9. Animal Collective – My Girls

Als sich Tears For Fears im August 2013 nach fast zehnjähriger Veröffentlichungsabstinenz zurückmeldeten, überraschten sie die Weltöffentlichkeit mit gleich drei Coverversionen. Neben Arcade Fires Ready To Start und Hot Chips Boy From School nahmen sie sich auch My Girls der US-amerikanischen Band Animal Collective an. Das Trio, das für den Song die ikonische Sequenz aus Frankie Knuckles’ und Jamie Principles unsterblicher House-Hymne Your Love nachgebaut hatte, muss Orzabal und Smith unweigerlich an ihre Anfangstage erinnert haben.

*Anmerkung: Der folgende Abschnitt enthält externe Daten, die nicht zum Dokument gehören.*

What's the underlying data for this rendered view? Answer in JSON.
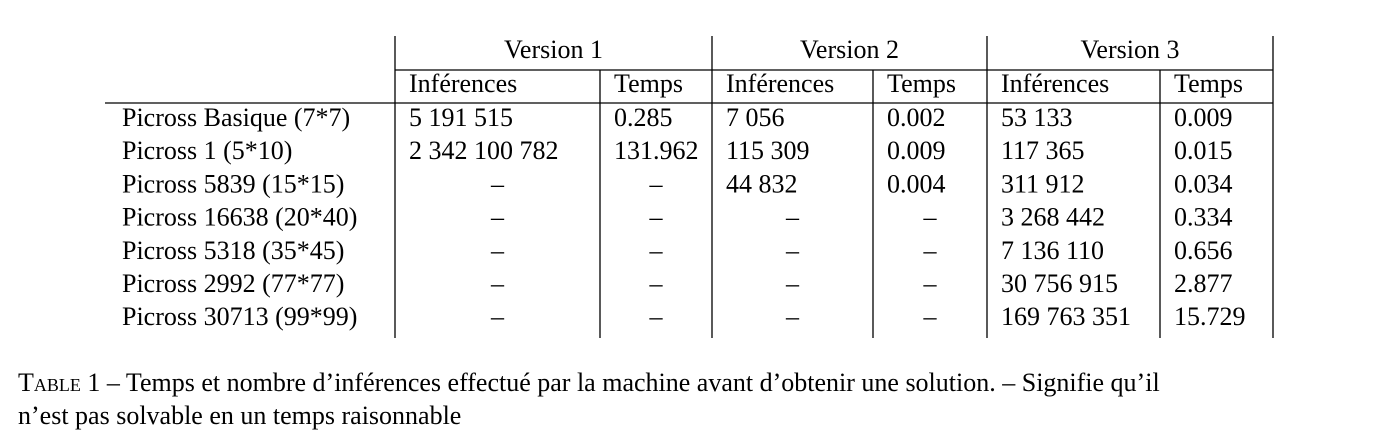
{
  "table": {
    "groups": [
      "Version 1",
      "Version 2",
      "Version 3"
    ],
    "subheaders": [
      "Inférences",
      "Temps",
      "Inférences",
      "Temps",
      "Inférences",
      "Temps"
    ],
    "rows": [
      [
        "Picross Basique (7*7)",
        "5 191 515",
        "0.285",
        "7 056",
        "0.002",
        "53 133",
        "0.009"
      ],
      [
        "Picross 1 (5*10)",
        "2 342 100 782",
        "131.962",
        "115 309",
        "0.009",
        "117 365",
        "0.015"
      ],
      [
        "Picross 5839 (15*15)",
        "–",
        "–",
        "44 832",
        "0.004",
        "311 912",
        "0.034"
      ],
      [
        "Picross 16638 (20*40)",
        "–",
        "–",
        "–",
        "–",
        "3 268 442",
        "0.334"
      ],
      [
        "Picross 5318 (35*45)",
        "–",
        "–",
        "–",
        "–",
        "7 136 110",
        "0.656"
      ],
      [
        "Picross 2992 (77*77)",
        "–",
        "–",
        "–",
        "–",
        "30 756 915",
        "2.877"
      ],
      [
        "Picross 30713 (99*99)",
        "–",
        "–",
        "–",
        "–",
        "169 763 351",
        "15.729"
      ]
    ]
  },
  "caption": {
    "label": "Table 1",
    "lines": [
      "– Temps et nombre d’inférences effectué par la machine avant d’obtenir une solution. – Signifie qu’il",
      "n’est pas solvable en un temps raisonnable"
    ]
  }
}
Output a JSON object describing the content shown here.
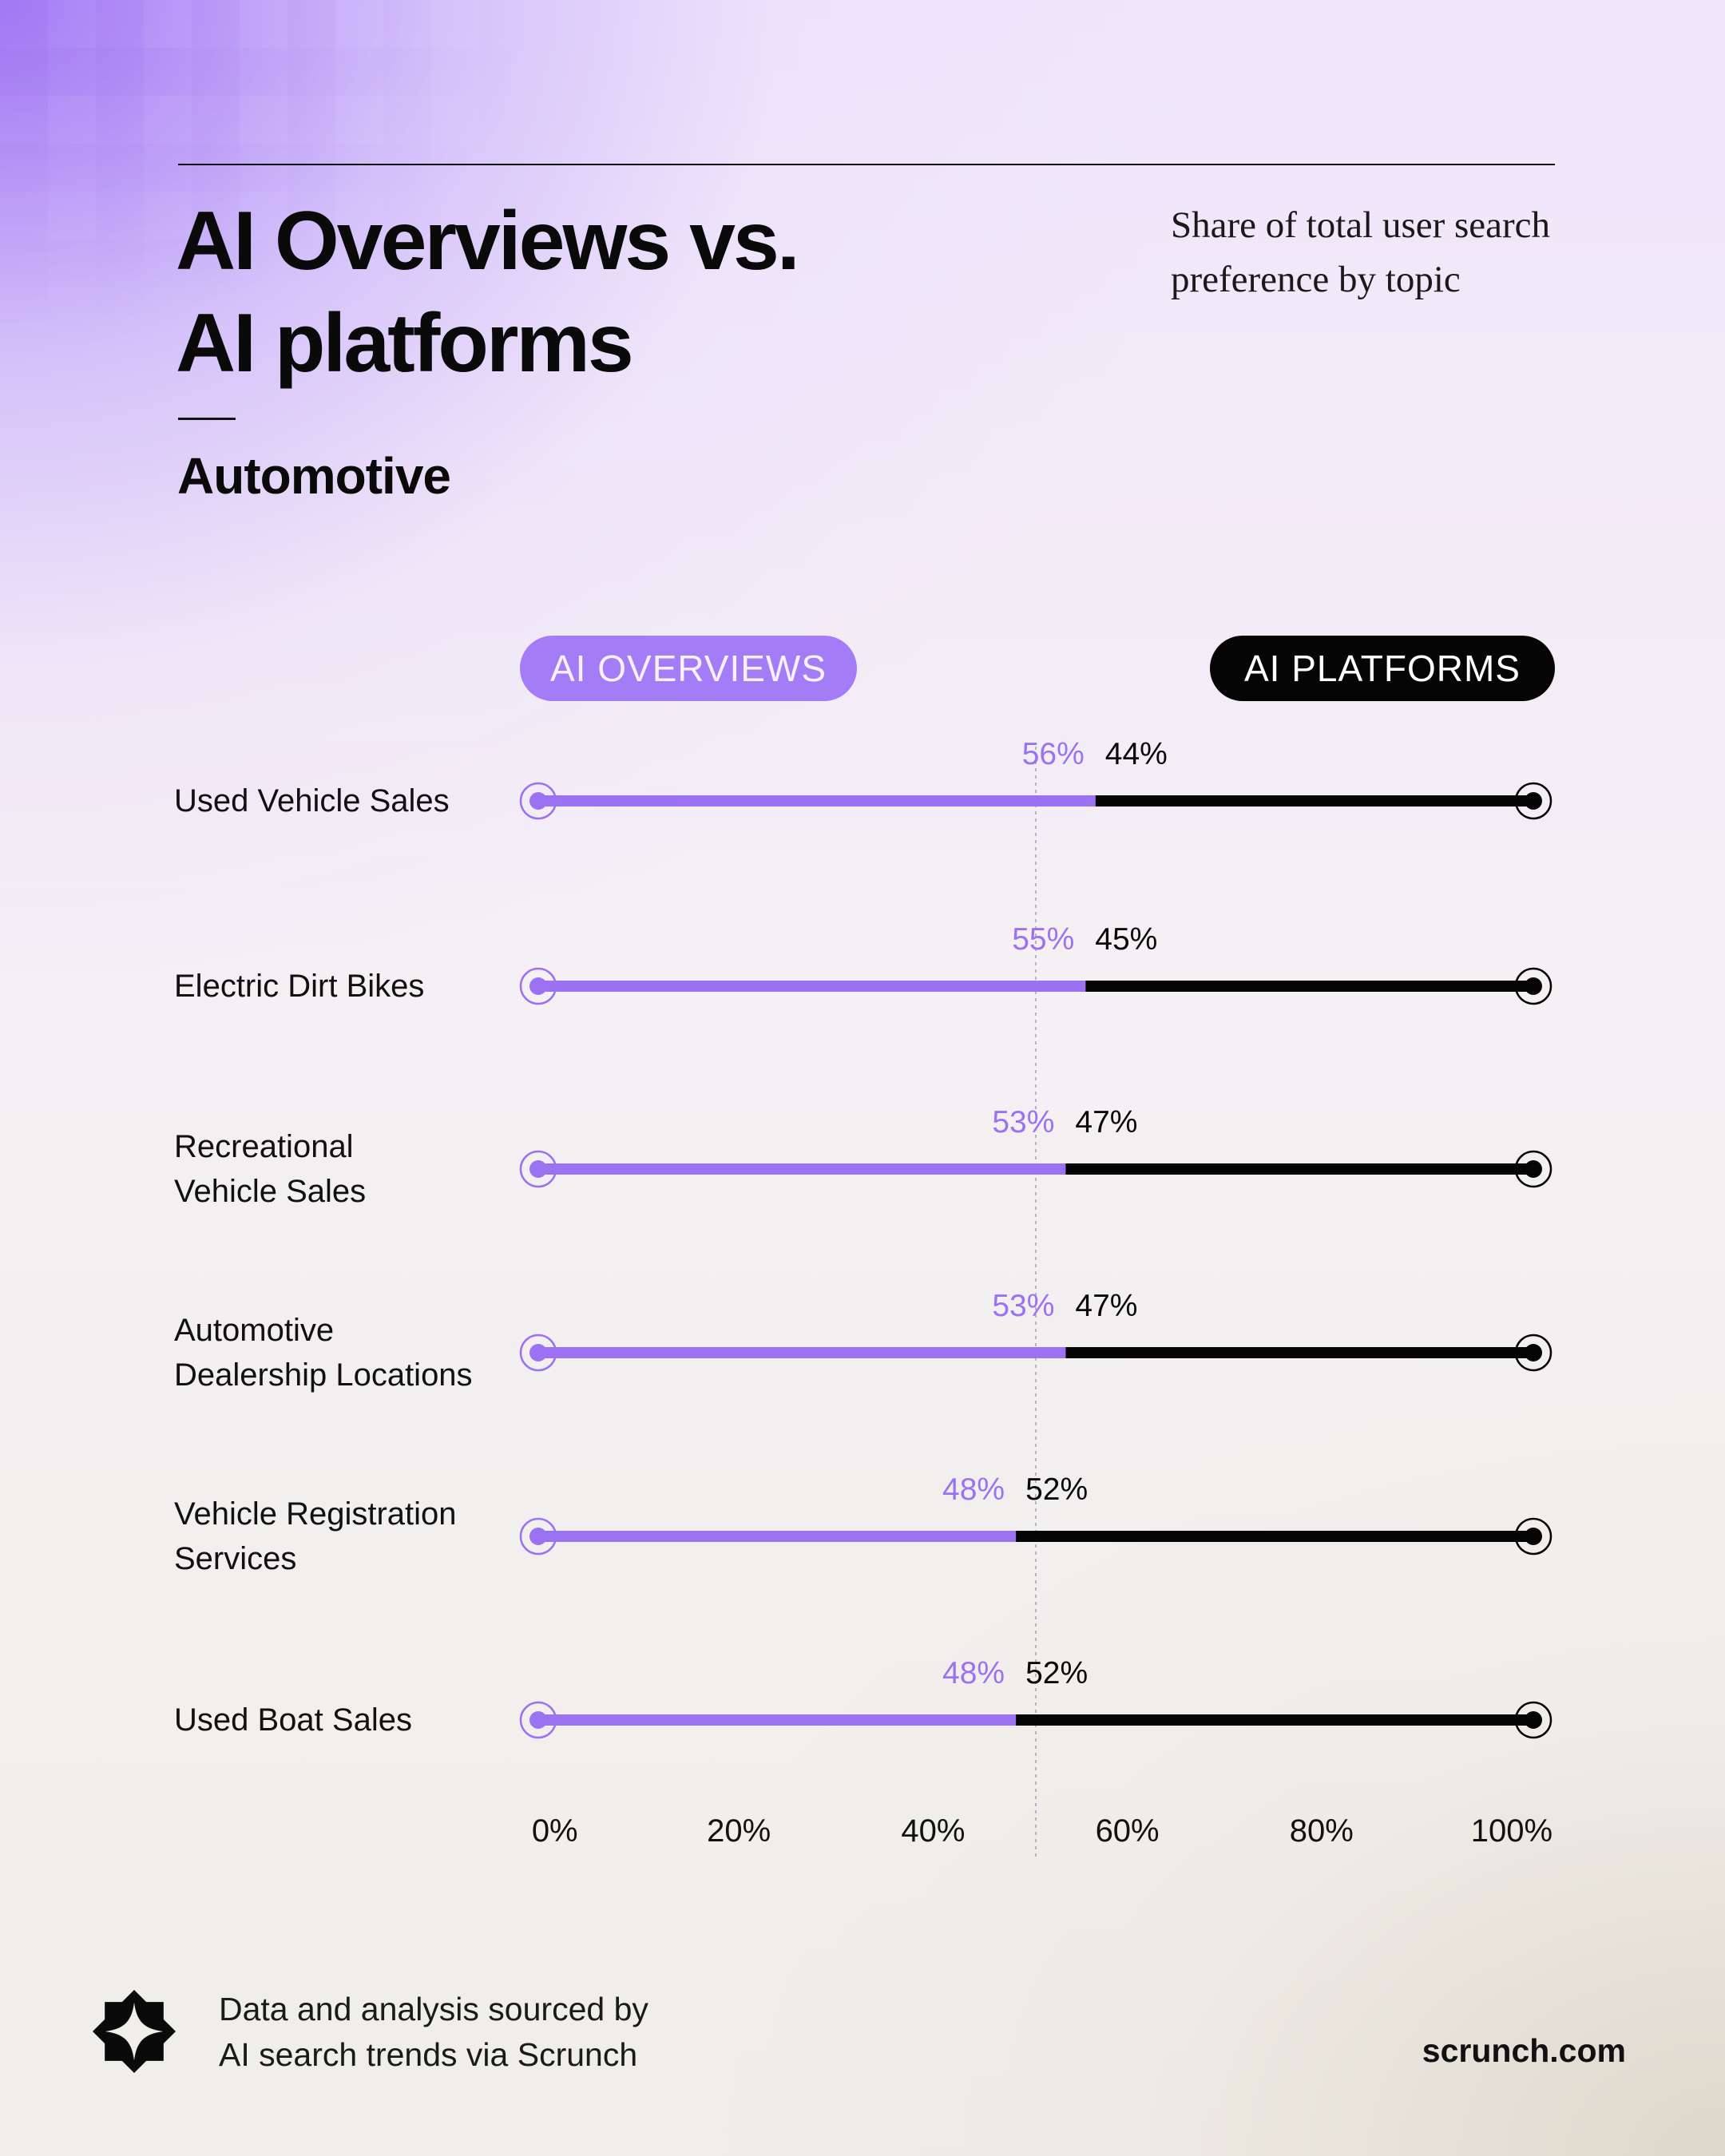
{
  "header": {
    "title_line1": "AI Overviews vs.",
    "title_line2": "AI platforms",
    "subtitle_line1": "Share of total user search",
    "subtitle_line2": "preference by topic",
    "section": "Automotive"
  },
  "legend": {
    "overviews": "AI OVERVIEWS",
    "platforms": "AI PLATFORMS"
  },
  "footer": {
    "source_line1": "Data and analysis sourced by",
    "source_line2": "AI search trends via Scrunch",
    "site": "scrunch.com",
    "logo_icon": "four-point-star-icon"
  },
  "colors": {
    "ai_overviews": "#9b72f2",
    "ai_platforms": "#050505"
  },
  "chart_data": {
    "type": "bar",
    "orientation": "horizontal",
    "stacked": true,
    "categories": [
      [
        "Used Vehicle Sales"
      ],
      [
        "Electric Dirt Bikes"
      ],
      [
        "Recreational",
        "Vehicle Sales"
      ],
      [
        "Automotive",
        "Dealership Locations"
      ],
      [
        "Vehicle Registration",
        "Services"
      ],
      [
        "Used Boat Sales"
      ]
    ],
    "series": [
      {
        "name": "AI OVERVIEWS",
        "values": [
          56,
          55,
          53,
          53,
          48,
          48
        ],
        "labels": [
          "56%",
          "55%",
          "53%",
          "53%",
          "48%",
          "48%"
        ]
      },
      {
        "name": "AI PLATFORMS",
        "values": [
          44,
          45,
          47,
          47,
          52,
          52
        ],
        "labels": [
          "44%",
          "45%",
          "47%",
          "47%",
          "52%",
          "52%"
        ]
      }
    ],
    "xlim": [
      0,
      100
    ],
    "ticks": [
      "0%",
      "20%",
      "40%",
      "60%",
      "80%",
      "100%"
    ],
    "reference_line": 50
  }
}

Angesiedelt zwischen tanzbarer elektronischer Musik und hymnischem Rock folgte My Girls schließlich dem Erfolgsrezept, das Tears For Fears zu einer der größten Bands der Achtziger gemacht hatte. Und dass der Originalsong mit seinen psychedelischen Gesangsharmonien den beiden Musikern viel Raum ließ, um ihre Qualitäten als Sänger zu beweisen, dürfte sie ebenfalls gereizt haben. Und wenn zwischendrin ein urschreiähnliches „Whoo!“ drin ist, umso mehr.


10. Gary Jules – Mad World

Einer der eindringlichsten Tears For Fears-Songs ist ohne Frage Mad World. Es war die erste Single des jungen Duos, das es in die britischen Charts schafft – ein echter Überraschungserfolg angesichts der mehr als deprimierenden Lyrics und der künstlerischen Freiheiten, welche sie die beiden in der Produktion des Stücks erlaubt hatten!

Mad World entwickelte ein spannendes Eigenleben, als es 2001 auf dem Soundtrack des Indie-Films Donnie Darko zu hören war. Die Coverversion von Gary Jules und Michael Andrews nahm das Tempo aus dem treibenden Synth Pop-Stück und verwandelte es in eine getragene Klavier-Ballade. Eine Version, die selbst Smith als im Vergleich mit dem Original „den Lyrics viel angemessener“ bezeichnete. „Es sagt viel über die englische Psyche aus, dass die Gary Jules-Version ein Weihnachtshit wurde“, spöttelte er.